Agregamos un elemento más: desde la condición de sucesividad propia de su naturaleza
espacio-temporal, el ser humano puede no solo obrar bien o mal, sino también rectificar sus
actos, convertirse para decirlo en términos bíblicos, y alcanzar incluso la santidad aún
después de una vida de error o de pecado. Esto distiende un poco la gravedad implicada en
la afirmación anterior, que aludía a la posibilidad de definir en un instante la propia
eternidad. Pero al no saber cuándo será su último instante, y además saber que sus actos
fortalecen o debilitan su libertad, de modo que una vida de pecado puede hacer que su
capacidad de conversión quede gravemente limitada, lo ubica en la situación de trabajar por
la propia salvación con respeto y seriedad, o incluso “con temor y temblor” como nos dice
San Pablo (Filp. 2, 12). Por contrapartida (y para entender mejor lo dicho), señalemos que
la angeleología (estudio de los ángeles), al ocuparse de la naturaleza angélica nos explica
que su obrar, aún coincidiendo con el obrar humano en cuanto a su capacidad de elegir el
bien o el mal, se distingue sin embargo por cuanto esa elección es única y sin retorno. Esto
porque su ser es atemporal, y no sujeto a sucesión como en el ser humano: la sucesividad
implica que un acto malo que se da en un momento puede ser rectificado por otro que se da
en otro momento. Vemos aquí cómo, a partir del ser, surge una consecuencia crucial para
el obrar. No conocer o no dar importancia a esto, lleva a muchos a creer que Dios no es
suficientemente misericordioso al no dar a los ángeles caídos otra oportunidad. En
realidad, no se trata de que Dios no sea con ellos misericordioso, como si ellos se
arrepintieran pero Dios se negara a perdonarlos. Se trata de que ellos jamás se arrepentirán
porque su ser, poseedor de una perfección y simplicidad que no podemos nosotros entender
plenamente porque nos supera, queda definitivamente fijado en un solo acto de su libertad.

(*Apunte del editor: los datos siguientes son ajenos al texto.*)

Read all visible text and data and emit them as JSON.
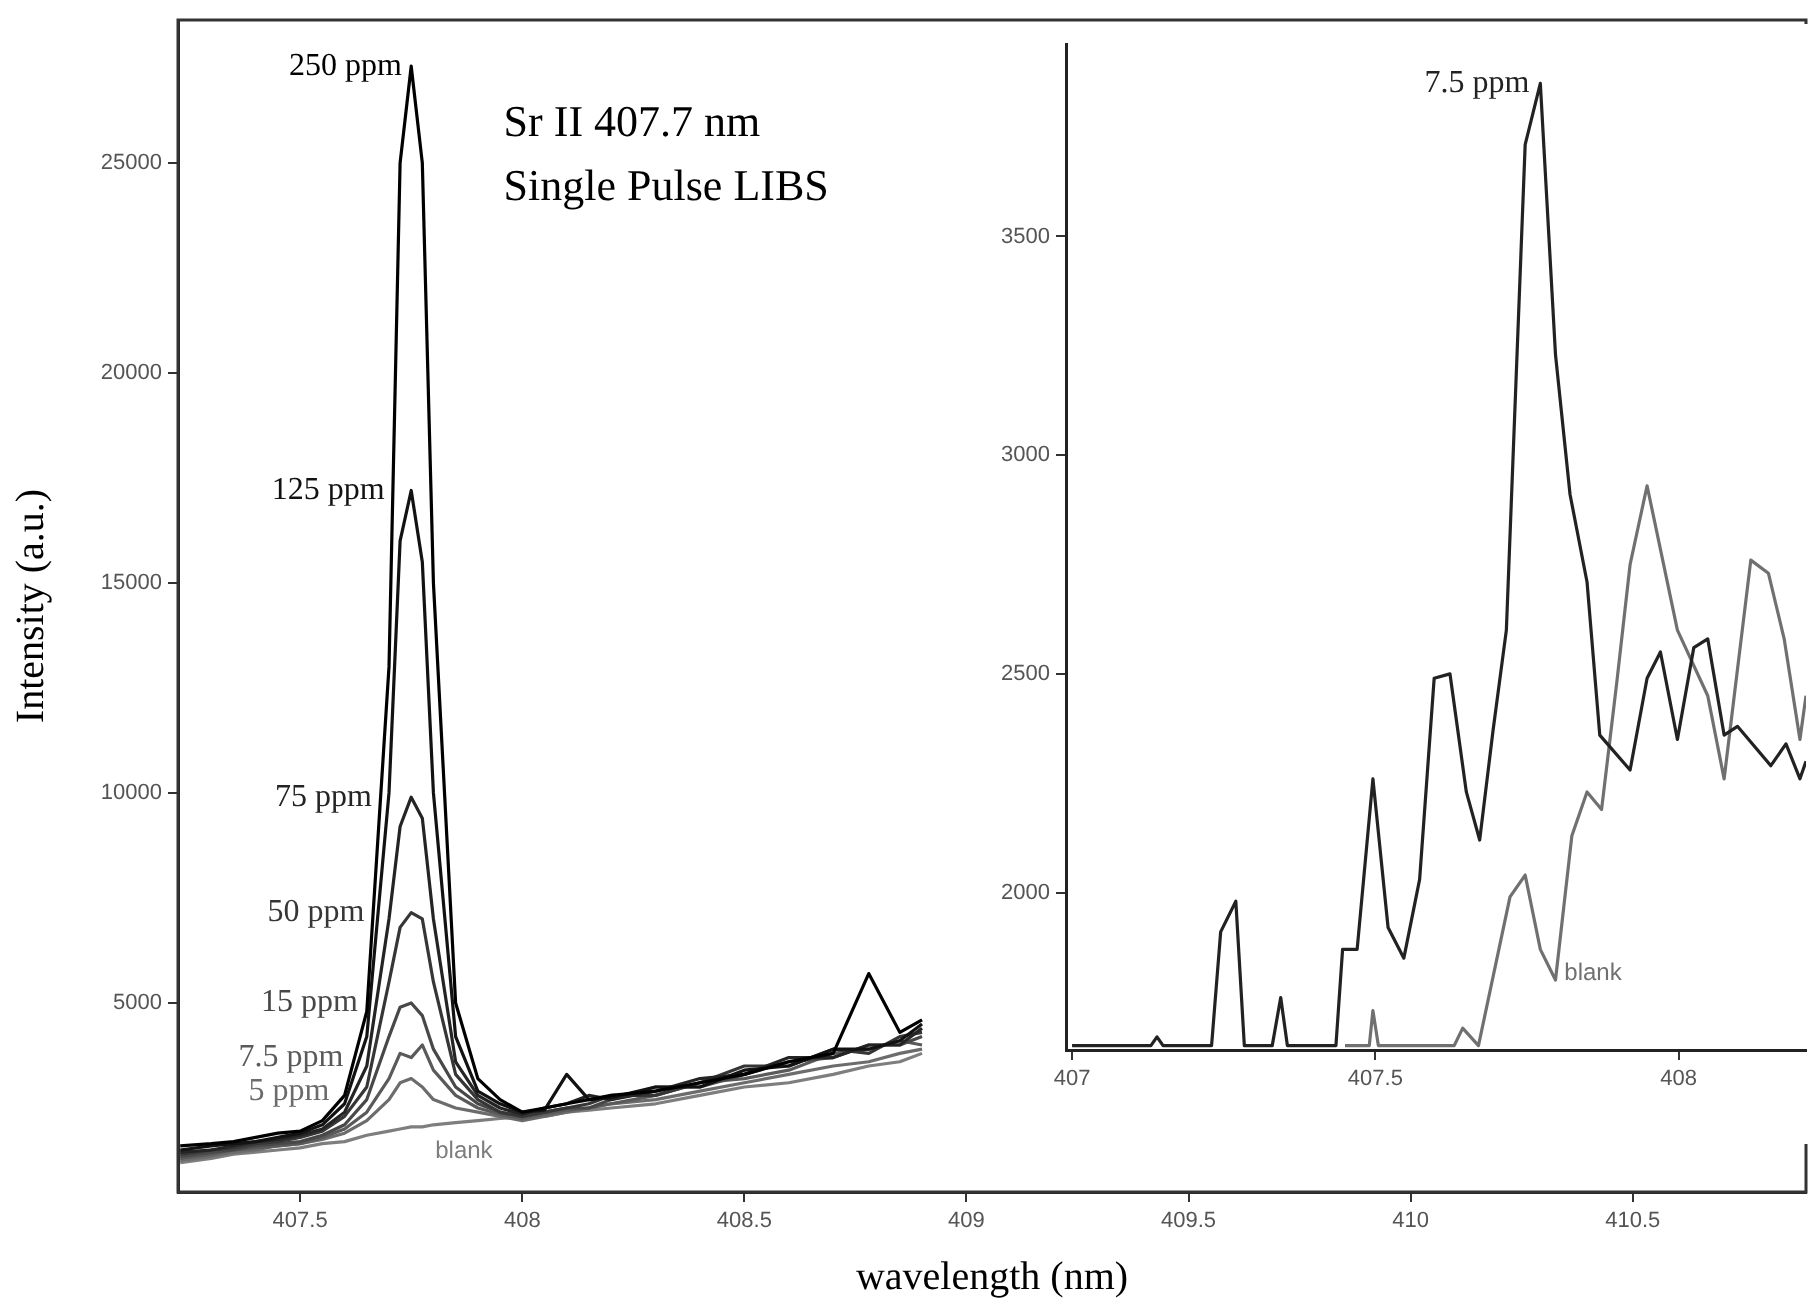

Cuando analizamos entonces los actos humanos, no podemos evaluar los mismos como si
el ser humano fuera incapaz de actos libres y, por lo tanto, víctima de sus condiciones
externas o de su bagaje heredado, pero tampoco como si fuera un ser que, habiendo
realizado determinados actos, ya fuera incapaz de retorno, irrecuperable y por ello de
alguna manera descartable para la sociedad. Un equilibrio entre el excesivo rigor y la
permisividad ingenua, es fruto de un conocimiento objetivo de la naturaleza humana según
Dios la ha creado y el fin al que la ha convocado.